Starmer challenges Sunak over BBC chairman ‘mentor’ and Tory ‘snowflakes’

Keir Starmer has urged Rishi Sunak to take a stand against the Tory MP’s ‘snowflakes’ who tried to ‘cancel’ Gary Lineker from the BBC.
The Labor leader also challenged the Prime Minister over his links to under-fire BBC leader Richard Sharp, a former Tory donor under investigation for links to Boris Johnson.
Sir Keir urged Mr Sunak at PMQs to “stand back against his Snowflake MPs who are waging war on free speech” as he attacked attempts by backbenchers to “quit a station”.
The Labor leader also criticized the BBC’s handling of the saga, which saw Lineker suspended and then reinstated without having to apologize for his tweet about Mr Sunak’s small boat plan.
Sir Keir said the company’s impartiality had been compromised by the “addicts to the abandonment culture”. [Tory] Banks, a BBC leadership giving in to their demands and a Prime Minister too weak to do anything about it.”
Rocking the BBC leader, Mr Starmer said Mr Sharp was “not just any old Tory donor” and said he was “so close to the Prime Minister that he has been described as his mentor”.

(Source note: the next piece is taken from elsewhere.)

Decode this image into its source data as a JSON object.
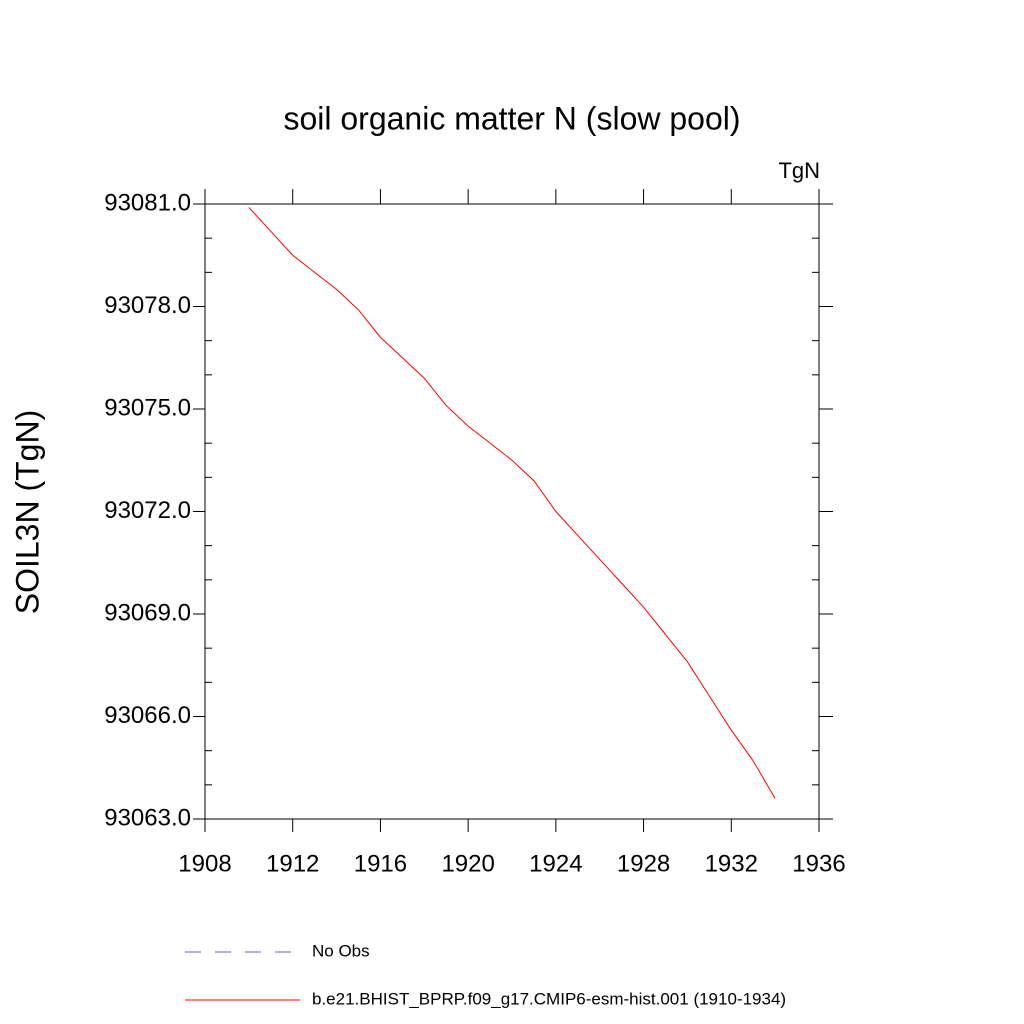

“He helped arrange an £800,000 line of credit for the former Prime Minister [Mr Johnson]a small detail he forgot to share with the select committee reviewing his appointment,” the Labor leader said.
He added: “Does the Prime Minister think his friend’s position is still tenable?”
Mr Sunak appeared to distance himself from the chairman, saying Mr Sharp was appointed “before I became prime minister”.
The Prime Minister also insisted that the review process to appoint Mr Sharp was “independent”, adding: “Rather than pre-judging and forestalling this review, we should let it complete and await the outcome.”
Sir Keir Starmer thinks Mr. Sharp’s position in the Lineker series is “increasingly untenable”.
Labor and others have suggested he is compromised by the probe into whether he failed to properly share details of his involvement in an £800,000 loan to Mr Johnson when he was ranked 10th.
Roger Bolton, a former BBC executive, is among several former top company officials calling for Mr Sharp’s resignation as he can no longer define “impartiality”.
The media expert who moderates Roger Bolton’s Beeb Watch Podcast, pointed out that Mr. Sharp would decide whether to accept the recommended changes to the social media guidelines at the end of an independent review.
He added: “The report will come before the BBC board to decide what to do next. It is being led by someone, Richard Sharp, who is not viewed by many as impartial and who has been missing from action over the last crucial few days.”